Unlike her previous music videos, known for their theatrics and intricate dance numbers, Lady Gaga’s new video “Til It Happens to You” opens on a simple black and white shot of a college dorm. Like most dorms across the country, the walls are sparse cinderblock, the floors are tiled, and the desk and beds are made of heavily lacquered pinewood.
Like many dorms across the country, this set is the scene of multiple sexual assaults. More than one-in-five women are sexually assaulted or raped on college campuses each year. Lady Gaga’s video was made in conjunction with the documentary film on campus rape, The Hunting Ground, and the stories her video portrays are both unique in their details and disconcertingly familiar.
One woman is chatting with a friend who appears drunk. He tries to kiss her. She refuses. He gets violent. Another woman is getting out of the shower, and sees a guy who probably lives on her floor.

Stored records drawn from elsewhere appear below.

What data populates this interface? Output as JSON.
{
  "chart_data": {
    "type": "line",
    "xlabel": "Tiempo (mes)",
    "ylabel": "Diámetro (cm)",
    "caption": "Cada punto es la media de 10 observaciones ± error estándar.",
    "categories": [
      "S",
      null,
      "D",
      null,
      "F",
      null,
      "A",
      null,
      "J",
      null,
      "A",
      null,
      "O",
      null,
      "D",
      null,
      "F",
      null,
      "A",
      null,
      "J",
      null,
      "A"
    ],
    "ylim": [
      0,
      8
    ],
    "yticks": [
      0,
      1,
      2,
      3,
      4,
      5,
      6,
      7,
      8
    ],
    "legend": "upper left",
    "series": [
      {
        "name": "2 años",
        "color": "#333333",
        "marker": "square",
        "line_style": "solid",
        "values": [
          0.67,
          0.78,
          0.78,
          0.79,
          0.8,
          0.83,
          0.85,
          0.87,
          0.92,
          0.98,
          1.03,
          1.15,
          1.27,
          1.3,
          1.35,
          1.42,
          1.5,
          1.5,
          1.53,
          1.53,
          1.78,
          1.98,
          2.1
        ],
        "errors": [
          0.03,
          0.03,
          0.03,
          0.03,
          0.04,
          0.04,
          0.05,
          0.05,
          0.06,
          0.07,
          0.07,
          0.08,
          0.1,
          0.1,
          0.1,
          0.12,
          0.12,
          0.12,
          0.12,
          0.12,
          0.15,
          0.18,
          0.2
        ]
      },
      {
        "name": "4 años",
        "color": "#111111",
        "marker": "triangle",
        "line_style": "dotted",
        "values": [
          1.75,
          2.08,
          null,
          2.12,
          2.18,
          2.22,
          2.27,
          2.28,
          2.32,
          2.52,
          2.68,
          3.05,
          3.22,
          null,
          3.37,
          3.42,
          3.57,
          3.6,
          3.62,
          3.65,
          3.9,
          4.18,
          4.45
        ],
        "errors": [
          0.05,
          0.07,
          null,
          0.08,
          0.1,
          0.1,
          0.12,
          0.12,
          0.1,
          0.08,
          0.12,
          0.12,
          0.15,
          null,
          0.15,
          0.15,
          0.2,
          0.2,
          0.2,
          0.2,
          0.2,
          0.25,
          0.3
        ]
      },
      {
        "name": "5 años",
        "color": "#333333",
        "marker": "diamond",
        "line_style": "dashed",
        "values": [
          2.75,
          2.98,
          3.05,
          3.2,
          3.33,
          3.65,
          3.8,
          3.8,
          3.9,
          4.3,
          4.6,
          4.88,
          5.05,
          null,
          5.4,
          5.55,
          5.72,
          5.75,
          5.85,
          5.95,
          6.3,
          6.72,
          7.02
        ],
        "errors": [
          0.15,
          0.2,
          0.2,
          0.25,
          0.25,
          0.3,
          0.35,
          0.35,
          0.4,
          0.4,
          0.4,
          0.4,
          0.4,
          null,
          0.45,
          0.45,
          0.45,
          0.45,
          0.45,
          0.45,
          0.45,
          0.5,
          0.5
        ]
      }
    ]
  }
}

He pushes her against the counter. Two friends are at a party. A guy brings them drinks he spiked. He takes them back to his room. One of them wakes up to find the guy on top of her. She pulls her unconscious friend from the room.
These are harrowing scenes to watch, but the video does not end on the nights of the assaults. Each survivor has to deal with the trauma in her own way. They pull away from their friends. One fears the bathroom and stops showering. The two friends are unable to talk about what happened and one drops out of school.
What is powerful about Lady Gaga’s video is not only the voice it gives to survivors of assault, but the complicated picture of what it means to live every day after it.
She sings, “You tell me it gets better…better in time… But how the hell could you know? How do you know?... Until it happens to you, you don’t know how it feels. ” She is unapologetic in her criticism of our responses to those who have suffered sexual assault and rape.
As a recently-graduated female college student, I am all too aware of the reality of the statistic. Each spring, students at my alma mater organize a rally as part of the international event to end sexual violence, Take Back the Night. The evening includes a chance for women to share stories of their experience with sexual assault and rape.
Just as in “Til It Happens to You,” these stories don’t involve strangers lurking on street corners. They are populated with boyfriends, girlfriends, that guy at a party, the person on your hall. They involve long-term relationships and solitary nights. They remind us that recovery is never a straight line, but a winding of good and bad days.
As more and more people share their experiences of assault and rape, we must remind ourselves what it means to be supportive of survivors.
People who have not experienced sexual assault or rape are not called to prescribe any sort of solution or “fix.” It is not our place to say, “I understand” if we do not, and cannot, understand. Instead, we are called to sit with our friends during the difficult moments, to give advice when asked, and to offer comfort when needed.
Every week it seems there is another story of the ways we, as a society, have failed rape survivors. Colleges have repeatedly demonstrated that they prioritize their own reputations over justice for survivors. When confronted with the reality many women and men face, we tell them it’s not really rape, ask what they were wearing, and tell them it would be better if they stay silent.
But survivors are refusing to stay silent. Take Back the Night allows women to share their experiences in a communal way. Hundreds of college students continue to demand that their universities be accountable for the rape culture they perpetuate. Individuals are sharing their stories with friends they trust, and even broadcast them across the country. Each story reminds us that these are not solitary events, but indicative of the culture we’ve created.
“Til it Happens to You” ends with three survivors finding the words to explain their assaults to others. With those who love and support them by their sides, they leave their dorm rooms to enter a crowd of women and men who have all bravely come forward. And behind the crowd of survivors, a woman watches them. She is our reminder that for every person who comes forward, there are many more carrying these burdens alone. She reminds us that it is our duty to stand for justice, to listen carefully and above all else, to never stop saying “I believe you” to survivors.